SymptomCauseSolution
code=exited, status=203ExecStart path errorCheck executable path, verify with which
code=exited, status=217User does not existVerify with id username
activating (auto-restart) loopingService exits immediately and restartsCheck logs, inspect environment variables/config files
inactive (dead)Not enabledRun systemctl enable --now

Practical Tips

  • Service file locations: Custom services go in /etc/systemd/system/, while package manager-installed services are in /lib/systemd/system/. To modify a packaged service, don’t edit the original — create an override file with systemctl edit nginx.service instead.
  • Restart=always vs on-failure: Use always for services that must stay running like web servers. Use on-failure for batch jobs where a normal exit is meaningful.

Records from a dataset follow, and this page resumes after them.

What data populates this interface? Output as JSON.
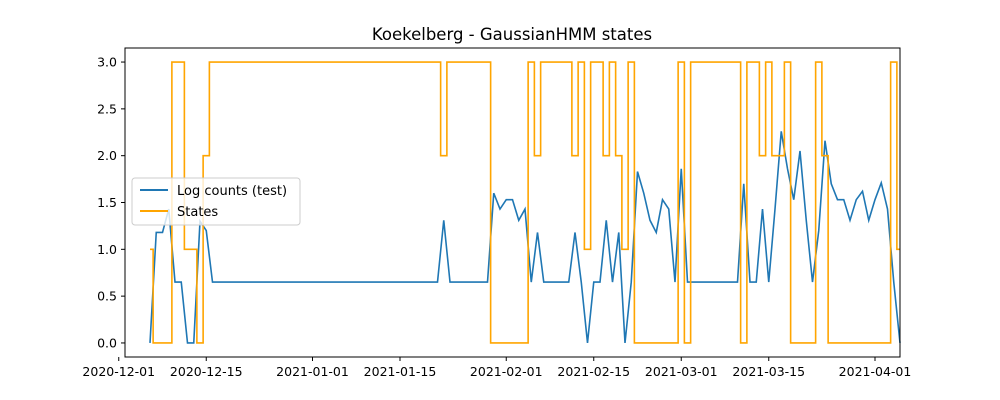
{
  "chart_data": {
    "type": "line",
    "title": "Koekelberg - GaussianHMM states",
    "xlabel": "",
    "ylabel": "",
    "x_type": "date",
    "xlim": [
      "2020-12-02",
      "2021-04-05"
    ],
    "ylim": [
      -0.15,
      3.15
    ],
    "x_ticks": [
      "2020-12-01",
      "2020-12-15",
      "2021-01-01",
      "2021-01-15",
      "2021-02-01",
      "2021-02-15",
      "2021-03-01",
      "2021-03-15",
      "2021-04-01"
    ],
    "y_ticks": [
      0.0,
      0.5,
      1.0,
      1.5,
      2.0,
      2.5,
      3.0
    ],
    "y_tick_labels": [
      "0.0",
      "0.5",
      "1.0",
      "1.5",
      "2.0",
      "2.5",
      "3.0"
    ],
    "grid": false,
    "legend_position": "center-left",
    "series": [
      {
        "name": "Log counts (test)",
        "color": "#1f77b4",
        "style": "line",
        "points": [
          [
            "2020-12-06",
            0.0
          ],
          [
            "2020-12-07",
            1.18
          ],
          [
            "2020-12-08",
            1.18
          ],
          [
            "2020-12-09",
            1.43
          ],
          [
            "2020-12-10",
            0.65
          ],
          [
            "2020-12-11",
            0.65
          ],
          [
            "2020-12-12",
            0.0
          ],
          [
            "2020-12-13",
            0.0
          ],
          [
            "2020-12-14",
            1.3
          ],
          [
            "2020-12-15",
            1.2
          ],
          [
            "2020-12-16",
            0.65
          ],
          [
            "2021-01-21",
            0.65
          ],
          [
            "2021-01-22",
            1.31
          ],
          [
            "2021-01-23",
            0.65
          ],
          [
            "2021-01-29",
            0.65
          ],
          [
            "2021-01-30",
            1.6
          ],
          [
            "2021-01-31",
            1.43
          ],
          [
            "2021-02-01",
            1.53
          ],
          [
            "2021-02-02",
            1.53
          ],
          [
            "2021-02-03",
            1.31
          ],
          [
            "2021-02-04",
            1.43
          ],
          [
            "2021-02-05",
            0.65
          ],
          [
            "2021-02-06",
            1.18
          ],
          [
            "2021-02-07",
            0.65
          ],
          [
            "2021-02-11",
            0.65
          ],
          [
            "2021-02-12",
            1.18
          ],
          [
            "2021-02-13",
            0.65
          ],
          [
            "2021-02-14",
            0.0
          ],
          [
            "2021-02-15",
            0.65
          ],
          [
            "2021-02-16",
            0.65
          ],
          [
            "2021-02-17",
            1.31
          ],
          [
            "2021-02-18",
            0.65
          ],
          [
            "2021-02-19",
            1.18
          ],
          [
            "2021-02-20",
            0.0
          ],
          [
            "2021-02-21",
            0.65
          ],
          [
            "2021-02-22",
            1.83
          ],
          [
            "2021-02-23",
            1.6
          ],
          [
            "2021-02-24",
            1.31
          ],
          [
            "2021-02-25",
            1.18
          ],
          [
            "2021-02-26",
            1.53
          ],
          [
            "2021-02-27",
            1.43
          ],
          [
            "2021-02-28",
            0.65
          ],
          [
            "2021-03-01",
            1.86
          ],
          [
            "2021-03-02",
            0.65
          ],
          [
            "2021-03-10",
            0.65
          ],
          [
            "2021-03-11",
            1.7
          ],
          [
            "2021-03-12",
            0.65
          ],
          [
            "2021-03-13",
            0.65
          ],
          [
            "2021-03-14",
            1.43
          ],
          [
            "2021-03-15",
            0.65
          ],
          [
            "2021-03-16",
            1.43
          ],
          [
            "2021-03-17",
            2.26
          ],
          [
            "2021-03-18",
            1.86
          ],
          [
            "2021-03-19",
            1.53
          ],
          [
            "2021-03-20",
            2.05
          ],
          [
            "2021-03-21",
            1.31
          ],
          [
            "2021-03-22",
            0.65
          ],
          [
            "2021-03-23",
            1.2
          ],
          [
            "2021-03-24",
            2.16
          ],
          [
            "2021-03-25",
            1.7
          ],
          [
            "2021-03-26",
            1.53
          ],
          [
            "2021-03-27",
            1.53
          ],
          [
            "2021-03-28",
            1.31
          ],
          [
            "2021-03-29",
            1.53
          ],
          [
            "2021-03-30",
            1.62
          ],
          [
            "2021-03-31",
            1.31
          ],
          [
            "2021-04-01",
            1.53
          ],
          [
            "2021-04-02",
            1.71
          ],
          [
            "2021-04-03",
            1.43
          ],
          [
            "2021-04-04",
            0.65
          ],
          [
            "2021-04-05",
            0.0
          ]
        ]
      },
      {
        "name": "States",
        "color": "#ffa500",
        "style": "step-mid",
        "points": [
          [
            "2020-12-06",
            1
          ],
          [
            "2020-12-07",
            0
          ],
          [
            "2020-12-08",
            0
          ],
          [
            "2020-12-09",
            0
          ],
          [
            "2020-12-10",
            3
          ],
          [
            "2020-12-11",
            3
          ],
          [
            "2020-12-12",
            1
          ],
          [
            "2020-12-13",
            1
          ],
          [
            "2020-12-14",
            0
          ],
          [
            "2020-12-15",
            2
          ],
          [
            "2020-12-16",
            3
          ],
          [
            "2021-01-21",
            3
          ],
          [
            "2021-01-22",
            2
          ],
          [
            "2021-01-23",
            3
          ],
          [
            "2021-01-29",
            3
          ],
          [
            "2021-01-30",
            0
          ],
          [
            "2021-02-04",
            0
          ],
          [
            "2021-02-05",
            3
          ],
          [
            "2021-02-06",
            2
          ],
          [
            "2021-02-07",
            3
          ],
          [
            "2021-02-11",
            3
          ],
          [
            "2021-02-12",
            2
          ],
          [
            "2021-02-13",
            3
          ],
          [
            "2021-02-14",
            1
          ],
          [
            "2021-02-15",
            3
          ],
          [
            "2021-02-16",
            3
          ],
          [
            "2021-02-17",
            2
          ],
          [
            "2021-02-18",
            3
          ],
          [
            "2021-02-19",
            2
          ],
          [
            "2021-02-20",
            1
          ],
          [
            "2021-02-21",
            3
          ],
          [
            "2021-02-22",
            0
          ],
          [
            "2021-02-28",
            0
          ],
          [
            "2021-03-01",
            3
          ],
          [
            "2021-03-02",
            0
          ],
          [
            "2021-03-03",
            3
          ],
          [
            "2021-03-10",
            3
          ],
          [
            "2021-03-11",
            0
          ],
          [
            "2021-03-12",
            3
          ],
          [
            "2021-03-13",
            3
          ],
          [
            "2021-03-14",
            2
          ],
          [
            "2021-03-15",
            3
          ],
          [
            "2021-03-16",
            2
          ],
          [
            "2021-03-17",
            2
          ],
          [
            "2021-03-18",
            3
          ],
          [
            "2021-03-19",
            0
          ],
          [
            "2021-03-22",
            0
          ],
          [
            "2021-03-23",
            3
          ],
          [
            "2021-03-24",
            2
          ],
          [
            "2021-03-25",
            0
          ],
          [
            "2021-04-03",
            0
          ],
          [
            "2021-04-04",
            3
          ],
          [
            "2021-04-05",
            1
          ]
        ]
      }
    ]
  }
}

  • Timers vs cron: systemd timers are recommended for new projects. They offer integrated journal logging, Persistent=true to catch up on missed runs, and dependency management — all of which provide better manageability than cron.
  • Security hardening: Options like ProtectSystem=strict, ProtectHome=true, and NoNewPrivileges=true can restrict a service’s filesystem access. Use these actively for production services.
  • Log management: By default, the journal is reset on each boot. Creating the /var/log/journal/ directory enables persistent storage. Add settings like SystemMaxUse=1G in /etc/systemd/journald.conf to manage disk space.